Eso lo podemos ver con más claridad en el escrito en la sección de salud del blog de la Universidad de Harvard. En él, se estipula que:

Si bien la dopamina aumenta en respuesta a recompensas o actividades placenteras, en realidad no disminuye cuando evita las actividades sobreestimulantes, por lo que un “ayuno” de dopamina en realidad no reduce sus niveles de dopamina”.

Tal como lo explicamos más arriba, de allí que la idea del “ayuno” no sea eliminar la dopamina del organismo, sino ayudarla a regresar a su equilibrio natural. Pero, si no se comprende bien tal concepto, entonces la práctica del ayuno de dopaminas sí empieza a tener sus peligros.

(…) legiones de personas han malinterpretado la ciencia, así como todo el concepto de ayuno de dopamina. Las personas ven la dopamina como si fuera heroína o cocaína, y están ayunando en el sentido de darse un “descanso de tolerancia” para que los placeres de lo que sea de lo que se estén privando (comida, sexo, contacto humano) sean más intensos o vívidos cuando se consumen de nuevo, creyendo que las reservas de dopamina agotadas se habrán reabastecido. Lamentablemente, no funciona de esa manera en absoluto”, continúa el escrito en el blog.

El verdadero peligro aparece cuando no se entiende correctamente el proceso

Como consecuencia, las personas llegan a extremos e incluso intentan aislarse de las interacciones sociales como si ellas fueran parte de las fuentes de sobreestimulación. Claramente, eso no es así y los resultados terminan dejando a las personas con una sensación de decepción –ya que no lograron lo que buscaban– y aún sin un verdadero equilibrio en los niveles de sus neurotransmisores, que no tuvieron la oportunidad de estabilizarse en las áreas que realmente cuentan.

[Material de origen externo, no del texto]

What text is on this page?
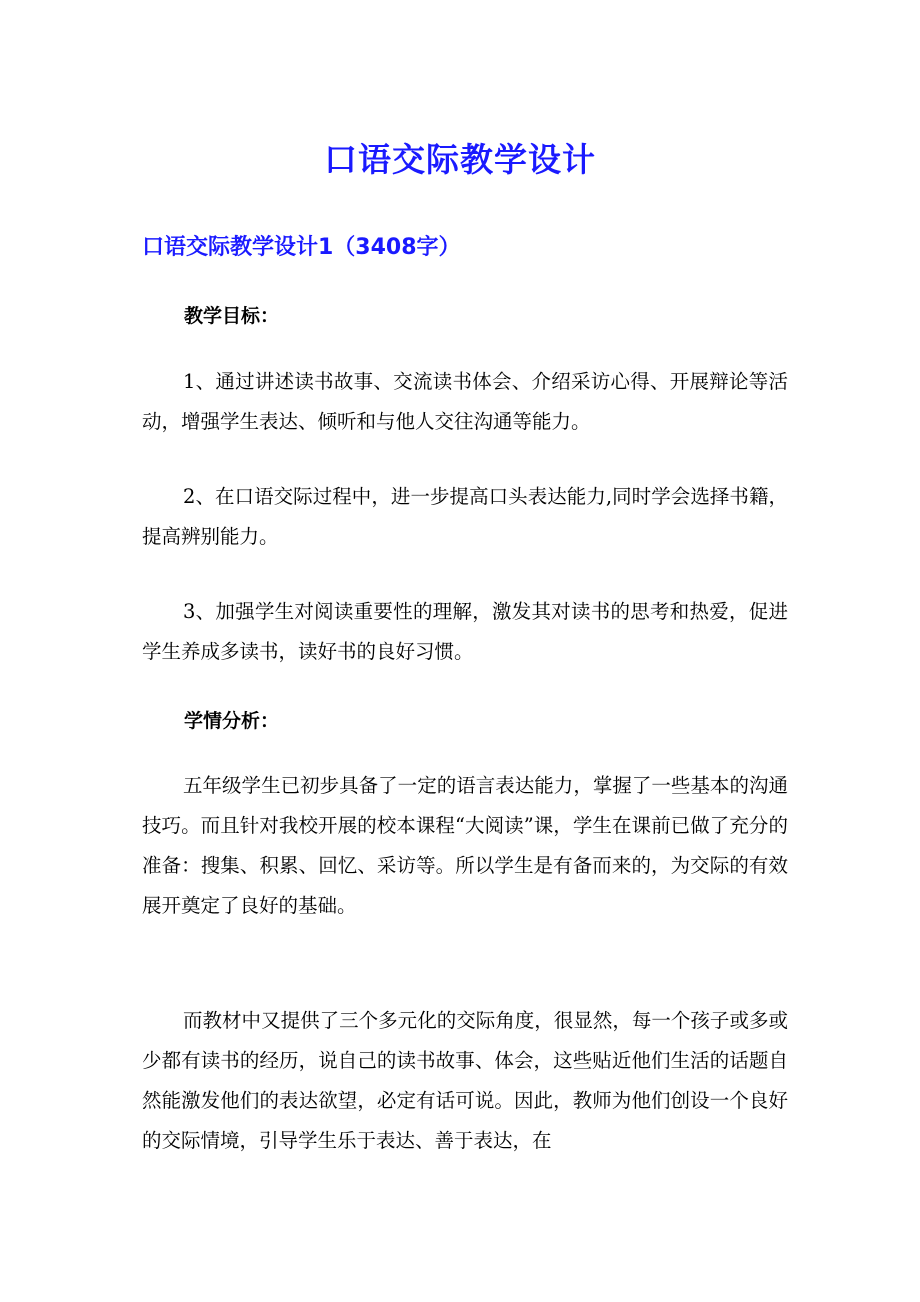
口语交际教学设计
口语交际教学设计1（3408字）
教学目标：

1、通过讲述读书故事、交流读书体会、介绍采访心得、开展辩论等活动，增强学生表达、倾听和与他人交往沟通等能力。

2、在口语交际过程中，进一步提高口头表达能力,同时学会选择书籍，提高辨别能力。

3、加强学生对阅读重要性的理解，激发其对读书的思考和热爱，促进学生养成多读书，读好书的良好习惯。

学情分析：

五年级学生已初步具备了一定的语言表达能力，掌握了一些基本的沟通技巧。而且针对我校开展的校本课程“大阅读”课，学生在课前已做了充分的准备：搜集、积累、回忆、采访等。所以学生是有备而来的，为交际的有效展开奠定了良好的基础。

而教材中又提供了三个多元化的交际角度，很显然，每一个孩子或多或少都有读书的经历，说自己的读书故事、体会，这些贴近他们生活的话题自然能激发他们的表达欲望，必定有话可说。因此，教师为他们创设一个良好的交际情境，引导学生乐于表达、善于表达，在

De allí que sea imperante entender bien qué buscamos hacer y cómo lo llevaremos a cabo antes de emprender el “ayuno”.

Todos los días estamos sobreestimulados, ahogados en el ruido de estas cosas, y ahora podemos dar un paso atrás, reflexionar y volver a involucrarnos de la manera que queremos, no de la forma en que hemos estado entrenados”, comentó Milton para BBC.

Efectivamente, aunque la psicóloga no está de acuerdo con la nomenclatura del proceso, en esencia, tampoco ve nada peligroso en la práctica. Todo ya que ella básicamente busca devolver a las personas el control sobre sus propias fuentes de motivación, de forma que no se hagan dependientes de las recompensas fáciles y sepan priorizar las actividades, relaciones y elementos que tienen un valor positivo para su salud y su vida en general.